Please tell us a bit about yourself.
I weighed 7 lbs. at birth and… Oh. You mean my writing self, don’t you! <G> Well, I cut my writing teeth on articles, starting way back in the late 80s. Between then and 1994 (when my first novel was released), I wrote slightly more than 2,000 feature stories for publications like Washington Post, Baltimore Business Journal, Baltimore Sun, Richmond Times Dispatch, Woman’s World, Redbook, Warfield’s, Regardies, and a slew of others. It was good training, as it turned out, because it taught me how to “show not tell” (the cardinal rule of fiction).
On a more personal note, I’m joyfully married to my real-life hero and best friend, and we were blessed with two beautiful and amazing daughters, who blessed us even more with 7 grandkids…all of whom are the smartest, cutest, best-behaved young’uns, ever!
What is your favorite Bible verse (translation please)? Why?
1 Corinthians 10:13 has long been my go-to verse. “…God is faithful, and he will not let you be tempted beyond your strength, but with the temptation will also provide a way of escape, that you may be able to endure it.” (Revised Standard Version/Cokesbury)
Life being what it is—filled with an overabundance of surprises (not all of them pleasant!)—would overwhelm even the most robustly spirit-filled of us, if not for His merciful promise to provide exactly what we need, precisely when we need it.
How did you come up with the concept for Honor Redeemed?
Second in the First Responders series, the idea for Honor Redeemed was born of my deep admiration for first responders, whether their uniforms bear emblems of the nation’s police and fire departments, EMTs, or our esteemed military. While researching these brave men and women for the first book in the series (From Ashes to Honor), I discovered Susannah Charleson’s magnificent book, Scent of the Missing, and found myself adding yet another hero-type to my First Responders I Admire list: Rescue dogs. It’s no surprise, then, to hear that Honor Mackenzie, the heroine in Honor Redeemed, trains rescue dogs!

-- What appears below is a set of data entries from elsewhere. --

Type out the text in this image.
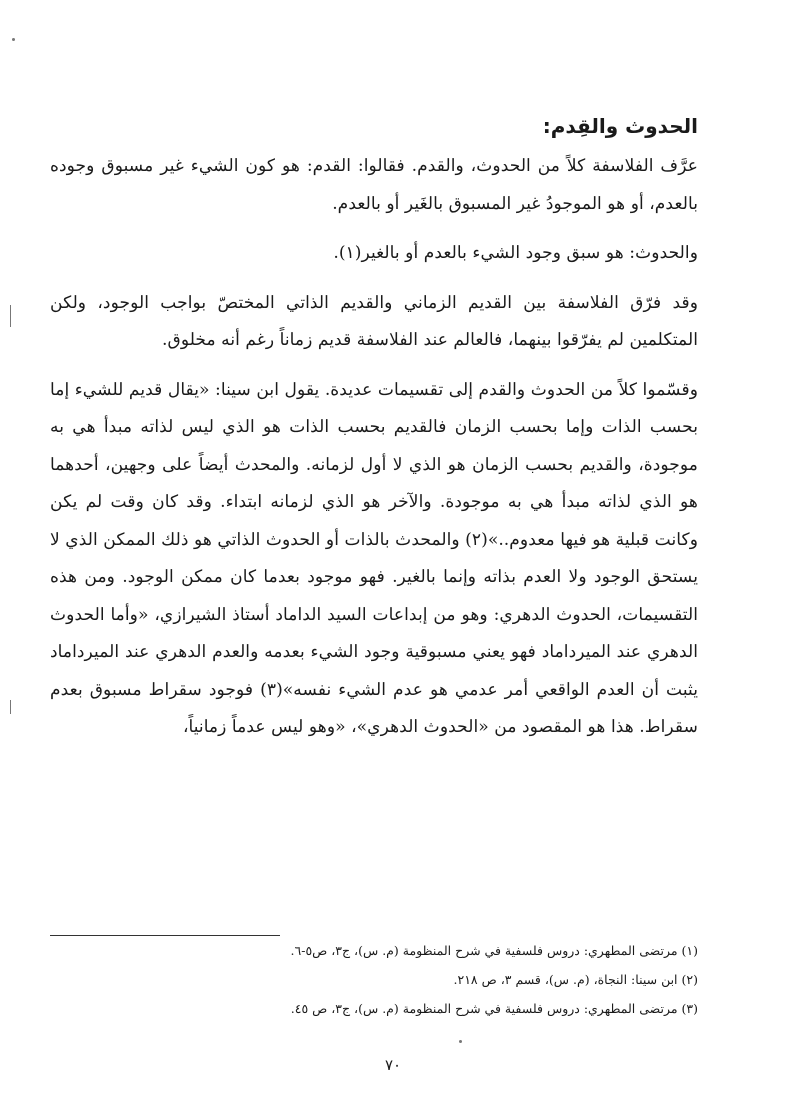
الحدوث والقِدم:

عرَّف الفلاسفة كلاً من الحدوث، والقدم. فقالوا: القدم: هو كون الشيء غير مسبوق وجوده بالعدم، أو هو الموجودُ غير المسبوق بالغَير أو بالعدم.

والحدوث: هو سبق وجود الشيء بالعدم أو بالغير(١).

وقد فرّق الفلاسفة بين القديم الزماني والقديم الذاتي المختصّ بواجب الوجود، ولكن المتكلمين لم يفرّقوا بينهما، فالعالم عند الفلاسفة قديم زماناً رغم أنه مخلوق.

وقسّموا كلاً من الحدوث والقدم إلى تقسيمات عديدة. يقول ابن سينا: «يقال قديم للشيء إما بحسب الذات وإما بحسب الزمان فالقديم بحسب الذات هو الذي ليس لذاته مبدأ هي به موجودة، والقديم بحسب الزمان هو الذي لا أول لزمانه. والمحدث أيضاً على وجهين، أحدهما هو الذي لذاته مبدأ هي به موجودة. والآخر هو الذي لزمانه ابتداء. وقد كان وقت لم يكن وكانت قبلية هو فيها معدوم..»(٢) والمحدث بالذات أو الحدوث الذاتي هو ذلك الممكن الذي لا يستحق الوجود ولا العدم بذاته وإنما بالغير. فهو موجود بعدما كان ممكن الوجود. ومن هذه التقسيمات، الحدوث الدهري: وهو من إبداعات السيد الداماد أستاذ الشيرازي، «وأما الحدوث الدهري عند الميرداماد فهو يعني مسبوقية وجود الشيء بعدمه والعدم الدهري عند الميرداماد يثبت أن العدم الواقعي أمر عدمي هو عدم الشيء نفسه»(٣) فوجود سقراط مسبوق بعدم سقراط. هذا هو المقصود من «الحدوث الدهري»، «وهو ليس عدماً زمانياً،

(١) مرتضى المطهري: دروس فلسفية في شرح المنظومة (م. س)، ج٣، ص٥-٦.
(٢) ابن سينا: النجاة، (م. س)، قسم ٣، ص ٢١٨.
(٣) مرتضى المطهري: دروس فلسفية في شرح المنظومة (م. س)، ج٣، ص ٤٥.
٧٠
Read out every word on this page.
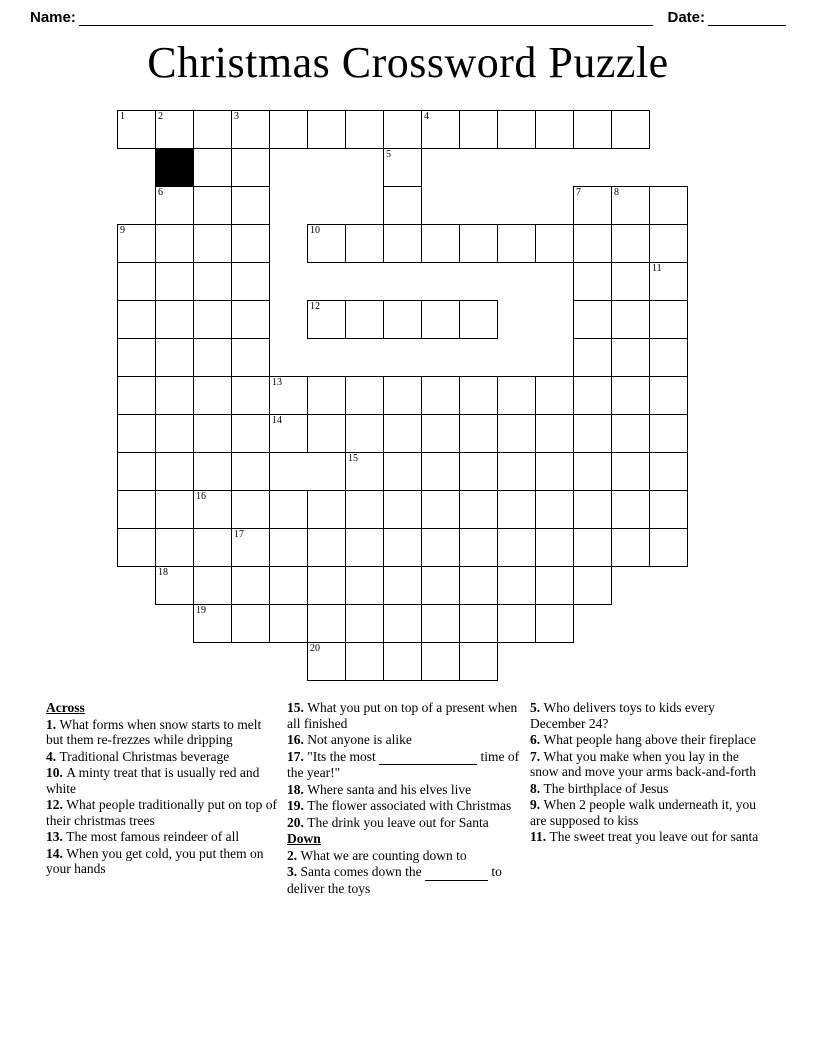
Name:	Date:
Christmas Crossword Puzzle
1	2	3	4
5
6	7	8
9	10
11
12
13
14
15
16
17
18
19
20
Across

1. What forms when snow starts to melt but them re-frezzes while dripping

4. Traditional Christmas beverage

10. A minty treat that is usually red and white

12. What people traditionally put on top of their christmas trees

13. The most famous reindeer of all

14. When you get cold, you put them on your hands

15. What you put on top of a present when all finished

16. Not anyone is alike

17. "Its the most	time of the year!"

18. Where santa and his elves live

19. The flower associated with Christmas

20. The drink you leave out for Santa

Down

2. What we are counting down to

3. Santa comes down the	to deliver the toys

5. Who delivers toys to kids every December 24?

6. What people hang above their fireplace

7. What you make when you lay in the snow and move your arms back-and-forth

8. The birthplace of Jesus

9. When 2 people walk underneath it, you are supposed to kiss

11. The sweet treat you leave out for santa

How do you get the insights to develop the story From Ashes to Honor?
I spent considerable time with firefighters, policemen, paramedics, and soldiers who routinely put their lives on the line to save their fellow citizens. The more I learned about them, the more I admired and respected them, partly because it became abundantly clear that their career choices were made because helping and protecting isn’t just a job for them, but a part of who they are.
It seemed a natural progression…going from police officer Austin Finley (who became a paramedic following 9/11) to search and rescue personnel. And from search and rescue to those who minister to first responders, like Dusty Parker, the hero in book three, A Man to Honor.